Gut microbes mediate the gut-brain axis and research has shown that they may also contribute to depression, anxiety, schizophrenia and other psychiatric conditions. This means that the gut and brain communicate with each other through direct neural connections, hormones or metabolic products. In a new study published in PLOS ONE, researchers found that prolonged antibiotic use in mid-life may be associated with cognitive decline in later life due to gut microbiome changes.
Previous studies have linked chronic antibiotic use with an increased risk of conditions related to chronic inflammation, including obesity, cancer and heart disease. Despite the fact that some gut bacterial species recover after completion of antibiotic treatment, there are changes in overall gut microbial communities and changes in some bacterial genes persist for months to years after drug exposure.
But the evidence linking antibiotic use to cognition is limited. Microbes residing in the gastrointestinal tract are known to induce cognitive side effects.
To go deeper, the study’s researchers included 14,542 US-based nurses as participants of the Nurses Health Study II database, a nationwide cohort study that began in 1989 and looked at risk factors for major chronic diseases in women. examines. The mean age of the participants was 61 years. Participants reported using antibiotics consistently for at least two months. The most common reasons antibiotics were prescribed were respiratory infections, urinary tract infections (UTIs), acne/rosacea, chronic bronchitis, and dental treatment.
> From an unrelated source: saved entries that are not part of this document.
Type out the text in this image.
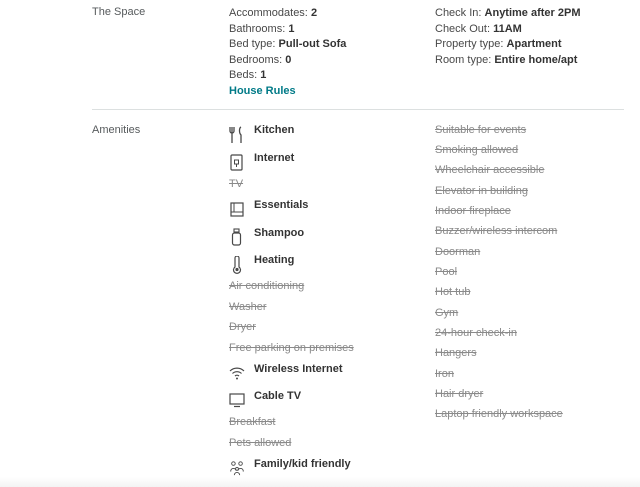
The Space	Accommodates: 2
Bathrooms: 1
Bed type: Pull-out Sofa
Bedrooms: 0
Beds: 1
House Rules
Check In: Anytime after 2PM
Check Out: 11AM
Property type: Apartment
Room type: Entire home/apt
Amenities	Kitchen
Internet
TV
Essentials
Shampoo
Heating
Air conditioning
Washer
Dryer
Free parking on premises
Wireless Internet
Cable TV
Breakfast
Pets allowed
Family/kid friendly
Suitable for events
Smoking allowed
Wheelchair accessible
Elevator in building
Indoor fireplace
Buzzer/wireless intercom
Doorman
Pool
Hot tub
Gym
24-hour check-in
Hangers
Iron
Hair dryer
Laptop friendly workspace
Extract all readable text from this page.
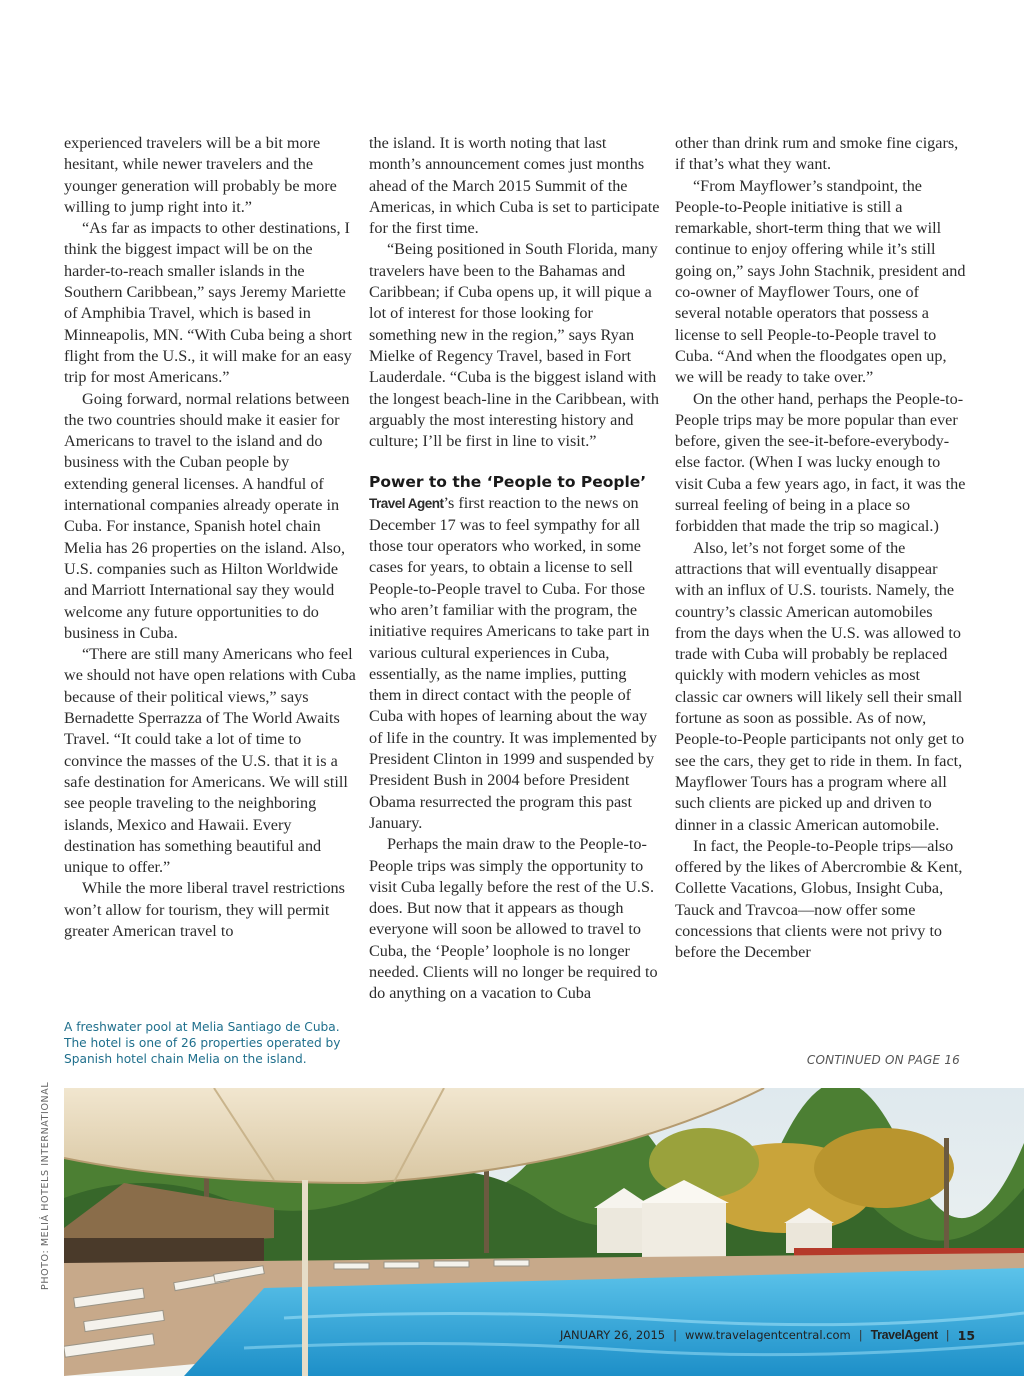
experienced travelers will be a bit more hesitant, while newer travelers and the younger generation will probably be more willing to jump right into it.”

“As far as impacts to other destinations, I think the biggest impact will be on the harder-to-reach smaller islands in the Southern Caribbean,” says Jeremy Mariette of Amphibia Travel, which is based in Minneapolis, MN. “With Cuba being a short flight from the U.S., it will make for an easy trip for most Americans.”

Going forward, normal relations between the two countries should make it easier for Americans to travel to the island and do business with the Cuban people by extending general licenses. A handful of international companies already operate in Cuba. For instance, Spanish hotel chain Melia has 26 properties on the island. Also, U.S. companies such as Hilton Worldwide and Marriott International say they would welcome any future opportunities to do business in Cuba.

“There are still many Americans who feel we should not have open relations with Cuba because of their political views,” says Bernadette Sperrazza of The World Awaits Travel. “It could take a lot of time to convince the masses of the U.S. that it is a safe destination for Americans. We will still see people traveling to the neighboring islands, Mexico and Hawaii. Every destination has something beautiful and unique to offer.”

While the more liberal travel restrictions won’t allow for tourism, they will permit greater American travel to

the island. It is worth noting that last month’s announcement comes just months ahead of the March 2015 Summit of the Americas, in which Cuba is set to participate for the first time.

“Being positioned in South Florida, many travelers have been to the Bahamas and Caribbean; if Cuba opens up, it will pique a lot of interest for those looking for something new in the region,” says Ryan Mielke of Regency Travel, based in Fort Lauderdale. “Cuba is the biggest island with the longest beach-line in the Caribbean, with arguably the most interesting history and culture; I’ll be first in line to visit.”

Power to the ‘People to People’

Travel Agent’s first reaction to the news on December 17 was to feel sympathy for all those tour operators who worked, in some cases for years, to obtain a license to sell People-to-People travel to Cuba. For those who aren’t familiar with the program, the initiative requires Americans to take part in various cultural experiences in Cuba, essentially, as the name implies, putting them in direct contact with the people of Cuba with hopes of learning about the way of life in the country. It was implemented by President Clinton in 1999 and suspended by President Bush in 2004 before President Obama resurrected the program this past January.

Perhaps the main draw to the People-to-People trips was simply the opportunity to visit Cuba legally before the rest of the U.S. does. But now that it appears as though everyone will soon be allowed to travel to Cuba, the ‘People’ loophole is no longer needed. Clients will no longer be required to do anything on a vacation to Cuba

other than drink rum and smoke fine cigars, if that’s what they want.

“From Mayflower’s standpoint, the People-to-People initiative is still a remarkable, short-term thing that we will continue to enjoy offering while it’s still going on,” says John Stachnik, president and co-owner of Mayflower Tours, one of several notable operators that possess a license to sell People-to-People travel to Cuba. “And when the floodgates open up, we will be ready to take over.”

On the other hand, perhaps the People-to-People trips may be more popular than ever before, given the see-it-before-everybody-else factor. (When I was lucky enough to visit Cuba a few years ago, in fact, it was the surreal feeling of being in a place so forbidden that made the trip so magical.)

Also, let’s not forget some of the attractions that will eventually disappear with an influx of U.S. tourists. Namely, the country’s classic American automobiles from the days when the U.S. was allowed to trade with Cuba will probably be replaced quickly with modern vehicles as most classic car owners will likely sell their small fortune as soon as possible. As of now, People-to-People participants not only get to see the cars, they get to ride in them. In fact, Mayflower Tours has a program where all such clients are picked up and driven to dinner in a classic American automobile.

In fact, the People-to-People trips—also offered by the likes of Abercrombie & Kent, Collette Vacations, Globus, Insight Cuba, Tauck and Travcoa—now offer some concessions that clients were not privy to before the December

A freshwater pool at Melia Santiago de Cuba. The hotel is one of 26 properties operated by Spanish hotel chain Melia on the island.	CONTINUED ON PAGE 16
PHOTO: MELIÁ HOTELS INTERNATIONAL
JANUARY 26, 2015 | www.travelagentcentral.com | TravelAgent | 15
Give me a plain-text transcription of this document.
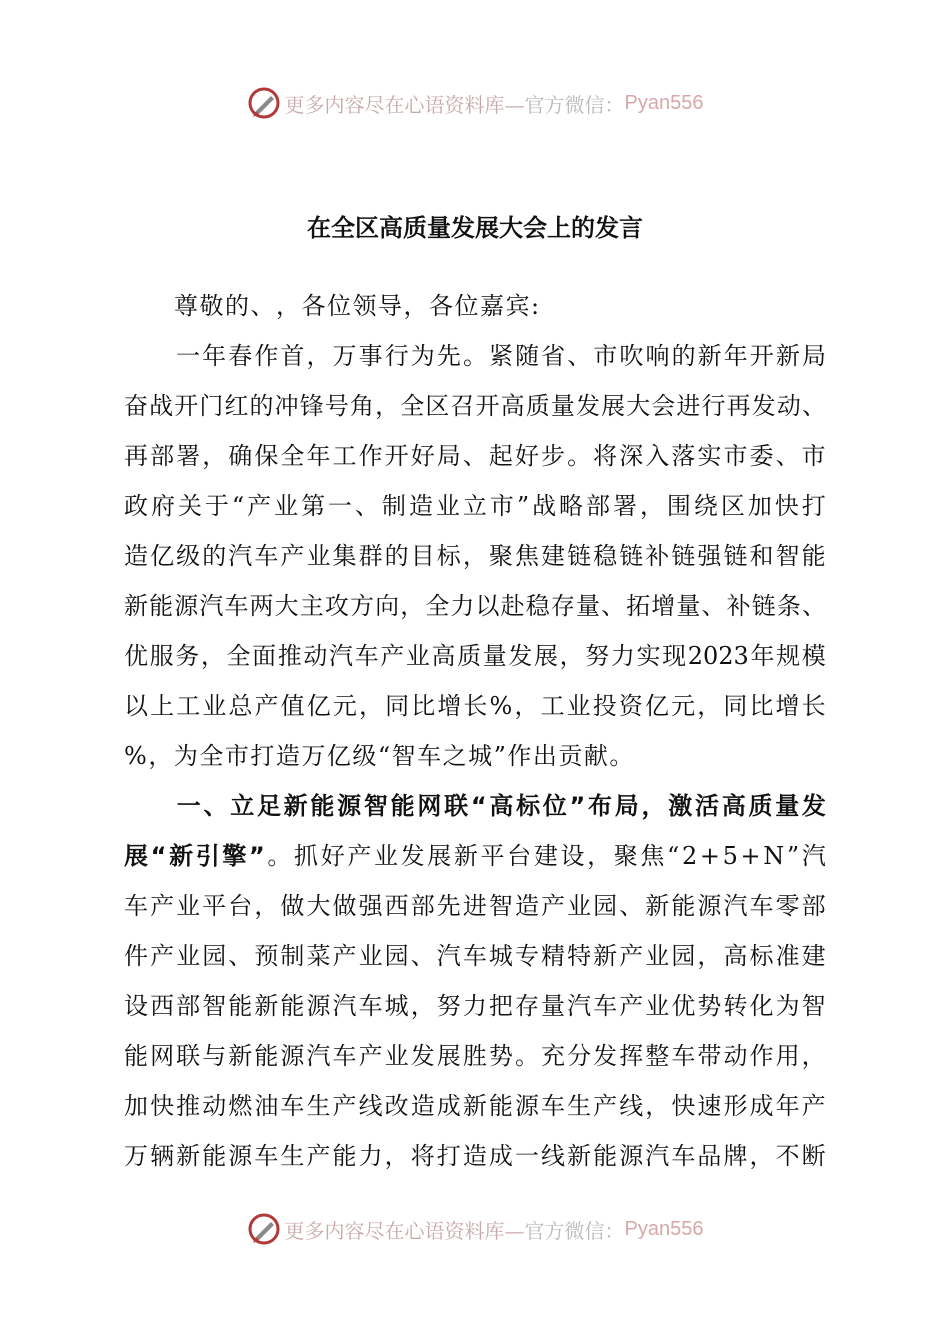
更多内容尽在心语资料库— 官方微信： Pyan556
在全区高质量发展大会上的发言
尊 敬 的 、 ， 各 位 领 导 ， 各 位 嘉 宾 :
一 年 春 作 首 ， 万 事 行 为 先 。 紧 随 省 、 市 吹 响 的 新 年 开 新 局
奋 战 开 门 红 的 冲 锋 号 角 ， 全 区 召 开 高 质 量 发 展 大 会 进 行 再 发 动 、
再 部 署 ， 确 保 全 年 工 作 开 好 局 、 起 好 步 。 将 深 入 落 实 市 委 、 市
政 府 关 于 “ 产 业 第 一 、 制 造 业 立 市 ” 战 略 部 署 ， 围 绕 区 加 快 打
造 亿 级 的 汽 车 产 业 集 群 的 目 标 ， 聚 焦 建 链 稳 链 补 链 强 链 和 智 能
新 能 源 汽 车 两 大 主 攻 方 向 ， 全 力 以 赴 稳 存 量 、 拓 增 量 、 补 链 条 、
优 服 务 ， 全 面 推 动 汽 车 产 业 高 质 量 发 展 ， 努 力 实 现 2023 年 规 模
以 上 工 业 总 产 值 亿 元 ， 同 比 增 长 % ， 工 业 投 资 亿 元 ， 同 比 增 长
% ， 为 全 市 打 造 万 亿 级 “ 智 车 之 城 ” 作 出 贡 献 。
一 、 立 足 新 能 源 智 能 网 联 “ 高 标 位 ” 布 局 ， 激 活 高 质 量 发
展 “ 新 引 擎 ” 。 抓 好 产 业 发 展 新 平 台 建 设 ， 聚 焦 “ 2 + 5 + N ” 汽
车 产 业 平 台 ， 做 大 做 强 西 部 先 进 智 造 产 业 园 、 新 能 源 汽 车 零 部
件 产 业 园 、 预 制 菜 产 业 园 、 汽 车 城 专 精 特 新 产 业 园 ， 高 标 准 建
设 西 部 智 能 新 能 源 汽 车 城 ， 努 力 把 存 量 汽 车 产 业 优 势 转 化 为 智
能 网 联 与 新 能 源 汽 车 产 业 发 展 胜 势 。 充 分 发 挥 整 车 带 动 作 用 ，
加 快 推 动 燃 油 车 生 产 线 改 造 成 新 能 源 车 生 产 线 ， 快 速 形 成 年 产
万 辆 新 能 源 车 生 产 能 力 ， 将 打 造 成 一 线 新 能 源 汽 车 品 牌 ， 不 断
更多内容尽在心语资料库— 官方微信： Pyan556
They had completed a self-administered psychological test between 2014-2018 using a computer at home. The test consisted of four tasks, including measuring their psychomotor functions and information processing speed. This involves pressing a special key when a playing card is flipped on the screen. The second task involved measuring the women’s alertness and visual attention, in which they press a key when a red card is turned over.
To measure their visual learning and short-term memory, the researchers designed tests where participants were shown playing cards and then asked to remember if they had seen the card before. The researchers then recorded their scores and generated standardized averages based on these various parameters.
The researchers wrote, “We observed that antibiotic use in midlife was significantly associated with later poor scores for global cognition, learning and working memory, and psychomotor speed and attention on cognitive assessments administered 7 years later.” it was done.” Given the profound impact of antibiotic use on the gut microbiome—the gut-brain axis may be a potential mechanism for linking antibiotics to cognitive function.”
In a 2016 study published in the American Academy of Neurology, researchers found that antibiotics may be linked to a severe disruption in brain function called delirium. This state of mental confusion can also cause hallucinations and agitation.
But the researchers of the new PLOS One study note that their findings had limitations. Their antibiotic data did not contain information on specific antibiotic types. In addition, participants’ antibiotic use was based on self-report many years after use and may have been subject to misclassification.